Yes! That is of interest. I've been trying to understand a claim I've heard 
that *actual* infinities are required for full 2nd order math. I.e. potential 
infinities (which I suppose are necessary for intuitionism and/or 
program-as-proof) limit the 2nd order operators you can use.

I shouldn't be surprised that the Church got involved. Thanks.

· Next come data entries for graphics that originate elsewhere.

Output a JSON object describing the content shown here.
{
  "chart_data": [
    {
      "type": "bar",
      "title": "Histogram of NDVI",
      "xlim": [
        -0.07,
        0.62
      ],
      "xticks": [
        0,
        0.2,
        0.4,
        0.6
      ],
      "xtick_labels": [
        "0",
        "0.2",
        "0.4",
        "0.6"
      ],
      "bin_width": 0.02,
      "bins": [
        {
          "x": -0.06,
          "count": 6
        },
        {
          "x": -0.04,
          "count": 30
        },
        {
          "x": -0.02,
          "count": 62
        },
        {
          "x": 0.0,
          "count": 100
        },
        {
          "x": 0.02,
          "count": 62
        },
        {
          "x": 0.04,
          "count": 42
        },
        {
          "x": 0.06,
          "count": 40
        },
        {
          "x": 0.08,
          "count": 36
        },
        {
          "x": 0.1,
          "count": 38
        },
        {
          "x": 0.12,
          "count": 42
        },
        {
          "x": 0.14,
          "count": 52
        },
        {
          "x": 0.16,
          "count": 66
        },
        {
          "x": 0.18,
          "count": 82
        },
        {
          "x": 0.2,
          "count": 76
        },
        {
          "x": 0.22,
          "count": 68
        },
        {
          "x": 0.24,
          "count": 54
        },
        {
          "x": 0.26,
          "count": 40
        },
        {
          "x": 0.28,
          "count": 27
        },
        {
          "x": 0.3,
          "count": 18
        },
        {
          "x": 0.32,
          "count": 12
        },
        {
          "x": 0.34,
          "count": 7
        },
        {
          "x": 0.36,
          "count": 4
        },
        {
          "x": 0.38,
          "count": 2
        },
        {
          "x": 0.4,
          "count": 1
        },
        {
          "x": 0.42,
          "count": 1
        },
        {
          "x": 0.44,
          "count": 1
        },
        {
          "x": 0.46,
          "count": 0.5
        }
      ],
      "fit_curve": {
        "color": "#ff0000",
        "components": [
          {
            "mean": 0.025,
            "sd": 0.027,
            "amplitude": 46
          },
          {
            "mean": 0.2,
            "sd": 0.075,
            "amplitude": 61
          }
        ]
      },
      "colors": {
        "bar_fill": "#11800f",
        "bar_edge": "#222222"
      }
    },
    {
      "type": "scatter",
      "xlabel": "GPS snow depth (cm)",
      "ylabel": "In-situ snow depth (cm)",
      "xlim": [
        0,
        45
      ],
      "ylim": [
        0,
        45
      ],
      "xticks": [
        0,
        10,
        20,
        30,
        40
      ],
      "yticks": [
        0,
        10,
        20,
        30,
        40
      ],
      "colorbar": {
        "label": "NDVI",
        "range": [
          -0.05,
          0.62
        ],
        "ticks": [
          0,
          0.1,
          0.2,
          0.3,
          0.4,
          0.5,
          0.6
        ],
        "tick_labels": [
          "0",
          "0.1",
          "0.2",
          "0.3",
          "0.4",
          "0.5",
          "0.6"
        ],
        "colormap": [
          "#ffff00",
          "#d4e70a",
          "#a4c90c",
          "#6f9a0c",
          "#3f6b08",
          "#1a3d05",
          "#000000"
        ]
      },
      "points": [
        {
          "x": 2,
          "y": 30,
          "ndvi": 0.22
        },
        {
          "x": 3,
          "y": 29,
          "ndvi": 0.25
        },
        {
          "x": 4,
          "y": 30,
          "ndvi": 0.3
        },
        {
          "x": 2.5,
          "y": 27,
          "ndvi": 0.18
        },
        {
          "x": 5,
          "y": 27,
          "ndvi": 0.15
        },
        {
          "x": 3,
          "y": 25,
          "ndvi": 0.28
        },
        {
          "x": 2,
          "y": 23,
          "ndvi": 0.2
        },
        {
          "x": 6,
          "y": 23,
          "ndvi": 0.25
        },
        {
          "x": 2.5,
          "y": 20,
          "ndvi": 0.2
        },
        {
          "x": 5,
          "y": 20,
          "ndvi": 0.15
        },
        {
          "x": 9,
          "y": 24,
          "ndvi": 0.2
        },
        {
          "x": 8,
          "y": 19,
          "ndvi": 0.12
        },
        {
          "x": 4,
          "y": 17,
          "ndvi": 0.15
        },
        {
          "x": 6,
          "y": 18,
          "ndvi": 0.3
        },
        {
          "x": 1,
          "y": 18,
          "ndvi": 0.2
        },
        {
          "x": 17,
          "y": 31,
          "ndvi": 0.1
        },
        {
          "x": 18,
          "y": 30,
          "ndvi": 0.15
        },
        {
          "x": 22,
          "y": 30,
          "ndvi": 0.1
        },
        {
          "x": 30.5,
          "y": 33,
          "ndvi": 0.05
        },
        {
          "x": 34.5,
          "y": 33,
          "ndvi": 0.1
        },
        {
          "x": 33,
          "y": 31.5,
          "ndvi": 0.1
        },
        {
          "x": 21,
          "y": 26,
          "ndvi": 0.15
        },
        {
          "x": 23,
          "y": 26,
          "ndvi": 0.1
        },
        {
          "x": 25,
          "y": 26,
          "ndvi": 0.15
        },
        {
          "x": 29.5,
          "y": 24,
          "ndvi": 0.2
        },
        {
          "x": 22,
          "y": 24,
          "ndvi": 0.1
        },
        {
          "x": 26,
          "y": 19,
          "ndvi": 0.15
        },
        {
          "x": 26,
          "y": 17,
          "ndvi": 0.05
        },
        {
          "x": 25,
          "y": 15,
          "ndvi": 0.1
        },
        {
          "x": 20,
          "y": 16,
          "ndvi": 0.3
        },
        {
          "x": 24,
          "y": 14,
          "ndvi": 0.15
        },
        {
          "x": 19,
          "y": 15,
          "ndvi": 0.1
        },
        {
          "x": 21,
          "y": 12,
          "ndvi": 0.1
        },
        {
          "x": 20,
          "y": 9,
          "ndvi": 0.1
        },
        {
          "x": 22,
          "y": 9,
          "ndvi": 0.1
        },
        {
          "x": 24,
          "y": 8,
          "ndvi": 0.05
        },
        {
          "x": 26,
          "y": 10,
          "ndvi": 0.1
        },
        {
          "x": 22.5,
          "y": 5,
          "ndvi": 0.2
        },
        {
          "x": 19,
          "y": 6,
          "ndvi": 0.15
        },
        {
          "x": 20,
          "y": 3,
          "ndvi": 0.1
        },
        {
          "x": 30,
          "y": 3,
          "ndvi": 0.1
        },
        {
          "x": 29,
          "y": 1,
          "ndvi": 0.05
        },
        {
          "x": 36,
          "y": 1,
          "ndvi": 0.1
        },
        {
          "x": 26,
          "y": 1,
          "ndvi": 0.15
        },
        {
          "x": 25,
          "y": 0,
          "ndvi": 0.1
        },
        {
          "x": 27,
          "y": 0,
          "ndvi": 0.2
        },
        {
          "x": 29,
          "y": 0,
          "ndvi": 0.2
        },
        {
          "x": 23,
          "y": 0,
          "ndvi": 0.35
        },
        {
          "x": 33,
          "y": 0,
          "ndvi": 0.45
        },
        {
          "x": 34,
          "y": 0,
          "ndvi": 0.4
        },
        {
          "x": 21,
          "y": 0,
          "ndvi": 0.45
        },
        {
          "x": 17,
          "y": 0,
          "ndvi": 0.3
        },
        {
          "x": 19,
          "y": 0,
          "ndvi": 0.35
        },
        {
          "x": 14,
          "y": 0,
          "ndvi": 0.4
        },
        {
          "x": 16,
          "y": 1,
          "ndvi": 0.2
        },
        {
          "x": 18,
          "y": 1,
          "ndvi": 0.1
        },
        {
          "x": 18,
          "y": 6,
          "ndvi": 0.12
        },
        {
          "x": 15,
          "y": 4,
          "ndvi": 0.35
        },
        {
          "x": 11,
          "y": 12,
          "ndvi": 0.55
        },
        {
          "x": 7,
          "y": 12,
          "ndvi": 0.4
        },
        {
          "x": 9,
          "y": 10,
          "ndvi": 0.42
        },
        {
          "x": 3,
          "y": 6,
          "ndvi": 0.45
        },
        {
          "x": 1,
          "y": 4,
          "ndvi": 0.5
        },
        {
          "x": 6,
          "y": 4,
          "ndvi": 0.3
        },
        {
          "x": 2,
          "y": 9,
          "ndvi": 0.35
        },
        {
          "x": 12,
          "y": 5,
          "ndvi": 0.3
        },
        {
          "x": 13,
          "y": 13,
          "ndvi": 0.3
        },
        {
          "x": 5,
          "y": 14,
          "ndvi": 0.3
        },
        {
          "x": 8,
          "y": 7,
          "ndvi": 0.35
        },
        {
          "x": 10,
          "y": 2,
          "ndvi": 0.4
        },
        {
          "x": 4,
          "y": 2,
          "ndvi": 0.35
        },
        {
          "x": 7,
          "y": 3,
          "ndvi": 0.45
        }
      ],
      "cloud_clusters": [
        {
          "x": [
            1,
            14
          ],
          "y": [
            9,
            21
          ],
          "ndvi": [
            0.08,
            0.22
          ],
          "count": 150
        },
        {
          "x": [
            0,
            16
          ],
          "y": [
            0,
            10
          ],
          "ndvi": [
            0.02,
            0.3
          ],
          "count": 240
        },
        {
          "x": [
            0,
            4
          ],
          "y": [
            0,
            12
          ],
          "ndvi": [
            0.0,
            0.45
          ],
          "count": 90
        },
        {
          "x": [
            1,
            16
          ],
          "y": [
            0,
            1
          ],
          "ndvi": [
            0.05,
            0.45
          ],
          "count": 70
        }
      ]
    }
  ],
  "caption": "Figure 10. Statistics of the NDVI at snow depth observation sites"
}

On 7/23/20 9:47 AM, Prof David West wrote:
> maybe of interest:
> 
> In the 1630s, when the Roman Catholic Church was confronting Galileo over the 
> Copernican system, the Revisors General of the Jesuit order condemned the 
> doctrine that the continuum is composed of indivisibles. What we now call 
> Cavalieri’s Principle was thought to be dangerous to religion. 
> 
> Why did the Church get involved in evaluating the “new math” of indivisibles, 
> infinitesimals, and the infinite?  The doctrine of indivisibles was on the 
> side of Galileo. Besides opposing the Church about whether the earth went 
> around the sun, Galileo treated matter as made of atoms, which are physical 
> indivisibles. Bonaventura Cavalieri, who pioneered indivisible methods in 
> geometry, was among Galileo’s followers. Furthermore, Catholic theology owes 
> much to Aristotle’s philosophy, and Aristotle, arguing for the potentially 
> infinite divisibility of the continuum, had explicitly ruled out both 
> indivisibles and the actual infinite. So it is no wonder that Jesuit 
> intellectuals opposed using indivisibles in geometry.